Once the script has gone through the above stages, it will run some other scripts which should be present in the ~affy_expression/affymetrix/Format_converters directory. If there are any problems this is the first place to look. The first of these scrips will read the .CEL file, and using the information present in the appropriate .CDF.index file it will create a file containing the expression data listed by the probe set identities rather than by the X-Y position on the chip. This file will then be processed by a third script which creates a file where these values have been normalised by the median intensity of signals on the chip. As the script progresses it also inputs the identity of the files created into the database as a record, and to allow the processing of all files by other means.
The addFileBatch.pl script essentially performs the same functions as the addFile.pl script but reads its input from a specially formatted file. This format relies heavily on the presence of tabs and the file must adhere strictly to the format. (See example below and further explanation).
Comments to the file can be added anywhere except within areas where new or old experiments are described. Lines containing comments should not begin with the word Experiment (this line ok as the first word is not Experiment) or with three dashes (---) as these are used to delimit the regions where samples are described. Experiment new 3.5 7 "Description of the experiment enclosed in quotation marks" "short description" 1 Name_of_cel_file_A.CEL /path/to/cel_file 2 Name_of_cel_file_B.CEL /path/to/cel_file 3 Name_of_cel_file_C.CEL /path/to/cel_file --- some more comments, about the next experiment. The next experiment (sample) was defined in the system previously, but data was only added from chip no. 1. This time data from the chip no 2 is added as well Note that term Experiment is now followed by the key word 'old' rather than 'new' as in the previous section. Experiment old 3.6 7 "Description of the file as above" "short description" 2 Name_of_cel_file_B.CEL /path/to/cel_file ---
The batch file has only three keywords, 'Experiment', 'new' and 'old' in addition to using tabs and three dashes to signify the end of an entry region. Entry regions begin with the Keyword 'Experiment' which should be followed by the 'new' signifying that a new experiment description needs to be entered into the database, or 'old' signifying that we are just adding data for an already described experiment. This is then followed by a floating point number (the experiment identifier) which is used to determine the default order of the samples, and the group identifier (as described above). This is then followed by a description and a short description enclosed in double quotation marks. The different fields need to be separated by at least one white space characters (using tabs works fine), but are otherwise fairly simple.

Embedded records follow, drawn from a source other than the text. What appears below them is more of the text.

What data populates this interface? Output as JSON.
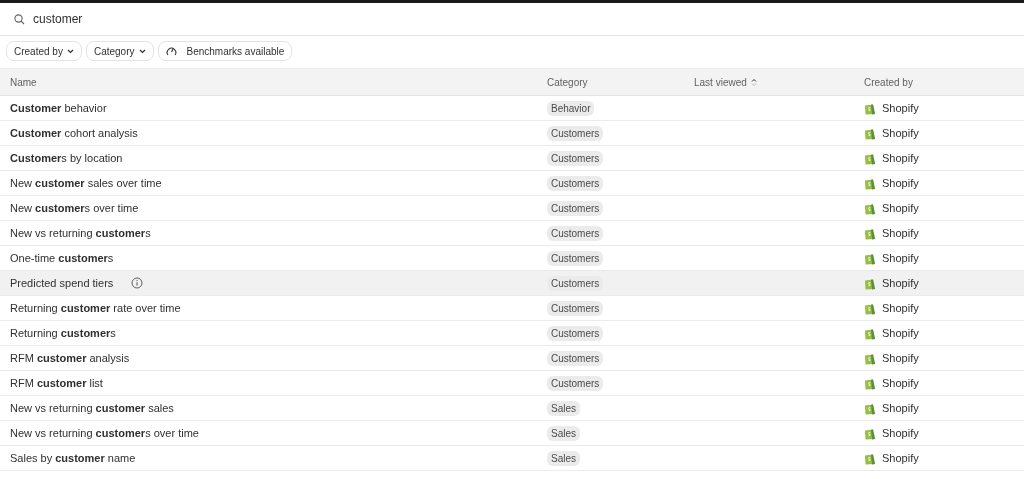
{
  "search": {
    "value": "customer"
  },
  "filters": [
    {
      "kind": "dropdown",
      "label": "Created by"
    },
    {
      "kind": "dropdown",
      "label": "Category"
    },
    {
      "kind": "gauge",
      "label": "Benchmarks available"
    }
  ],
  "table": {
    "columns": [
      {
        "label": "Name",
        "sortable": false
      },
      {
        "label": "Category",
        "sortable": false
      },
      {
        "label": "Last viewed",
        "sortable": true
      },
      {
        "label": "Created by",
        "sortable": false
      }
    ],
    "rows": [
      {
        "name": "**Customer** behavior",
        "category": "Behavior",
        "created_by": "Shopify",
        "selected": false,
        "info": false
      },
      {
        "name": "**Customer** cohort analysis",
        "category": "Customers",
        "created_by": "Shopify",
        "selected": false,
        "info": false
      },
      {
        "name": "**Customer**s by location",
        "category": "Customers",
        "created_by": "Shopify",
        "selected": false,
        "info": false
      },
      {
        "name": "New **customer** sales over time",
        "category": "Customers",
        "created_by": "Shopify",
        "selected": false,
        "info": false
      },
      {
        "name": "New **customer**s over time",
        "category": "Customers",
        "created_by": "Shopify",
        "selected": false,
        "info": false
      },
      {
        "name": "New vs returning **customer**s",
        "category": "Customers",
        "created_by": "Shopify",
        "selected": false,
        "info": false
      },
      {
        "name": "One-time **customer**s",
        "category": "Customers",
        "created_by": "Shopify",
        "selected": false,
        "info": false
      },
      {
        "name": "Predicted spend tiers",
        "category": "Customers",
        "created_by": "Shopify",
        "selected": true,
        "info": true
      },
      {
        "name": "Returning **customer** rate over time",
        "category": "Customers",
        "created_by": "Shopify",
        "selected": false,
        "info": false
      },
      {
        "name": "Returning **customer**s",
        "category": "Customers",
        "created_by": "Shopify",
        "selected": false,
        "info": false
      },
      {
        "name": "RFM **customer** analysis",
        "category": "Customers",
        "created_by": "Shopify",
        "selected": false,
        "info": false
      },
      {
        "name": "RFM **customer** list",
        "category": "Customers",
        "created_by": "Shopify",
        "selected": false,
        "info": false
      },
      {
        "name": "New vs returning **customer** sales",
        "category": "Sales",
        "created_by": "Shopify",
        "selected": false,
        "info": false
      },
      {
        "name": "New vs returning **customer**s over time",
        "category": "Sales",
        "created_by": "Shopify",
        "selected": false,
        "info": false
      },
      {
        "name": "Sales by **customer** name",
        "category": "Sales",
        "created_by": "Shopify",
        "selected": false,
        "info": false
      }
    ]
  }
}
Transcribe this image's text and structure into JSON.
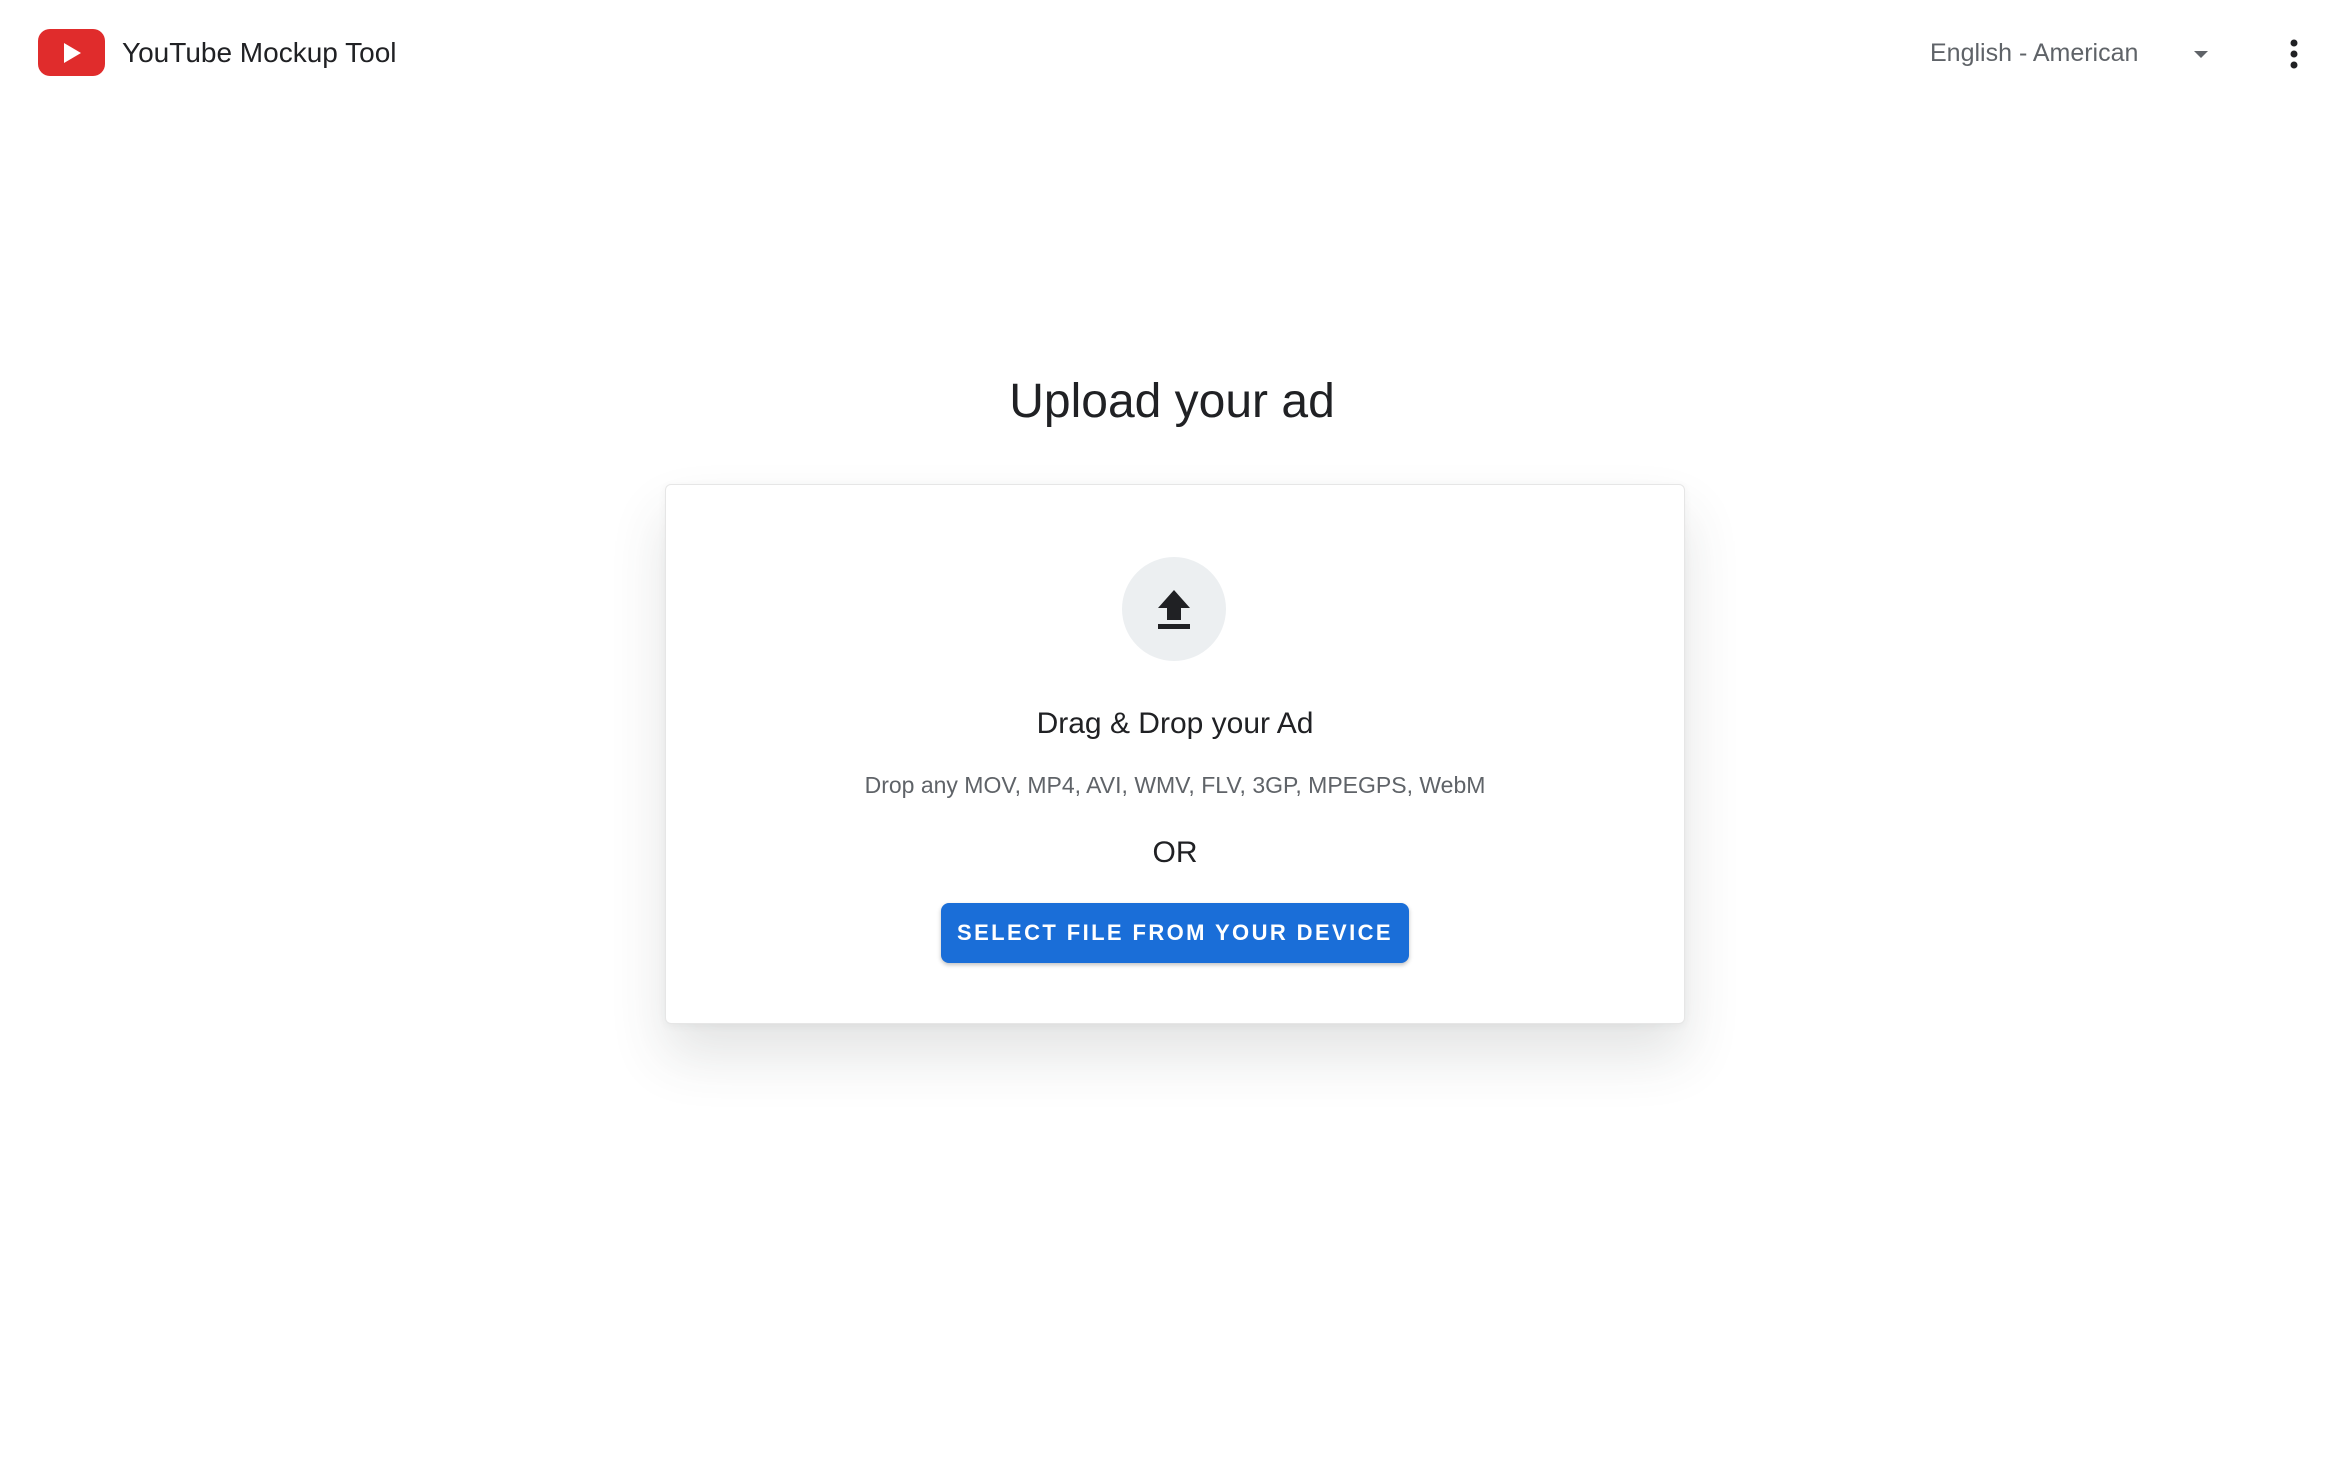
{
  "header": {
    "app_title": "YouTube Mockup Tool",
    "language": "English - American",
    "logo_icon": "youtube-play-icon",
    "language_caret_icon": "caret-down-icon",
    "menu_icon": "more-vert-icon"
  },
  "main": {
    "title": "Upload your ad",
    "upload_card": {
      "icon": "upload-icon",
      "heading": "Drag & Drop your Ad",
      "formats": "Drop any MOV, MP4, AVI, WMV, FLV, 3GP, MPEGPS, WebM",
      "or_label": "OR",
      "button_label": "SELECT FILE FROM YOUR DEVICE"
    }
  },
  "colors": {
    "brand_red": "#e02c2c",
    "primary_blue": "#1a6ed8",
    "text_primary": "#202124",
    "text_secondary": "#5f6368",
    "icon_bg": "#eceff1"
  }
}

All these terms need to be on the same line, you cannot put returns into descriptions. This is just for programming convenience, and if you should wish to be able to do this I encourage you to write some scripts which allow this.
The lines following this tell the program where to find the .CEL files and which chips they represent. Each line should begin with a tab, followed by the id of the chip, the name of the cel file and the path to the cel file (the fields again separated by whitespace). Each line should represent one .CEL file pertaining to the sample described above in the header line (the one beginning with Experiment). Note that you cannot put several files representing the same chip and the same sample here. That's to say that you cannot specify replicates at this stage. Primarily this is because replicate status should not be hard-coded into the system, but it should be possible to address dynamically at later stages of the analysis. The system, at the moment does not allow this, but it is my intention to allow the dynamic definition of replicate status at later stages (along with dynamic groupings and orderings). The last line for the give sample region should begin with three dashes, and signals to the program that there are no more cel files to add for the given sample.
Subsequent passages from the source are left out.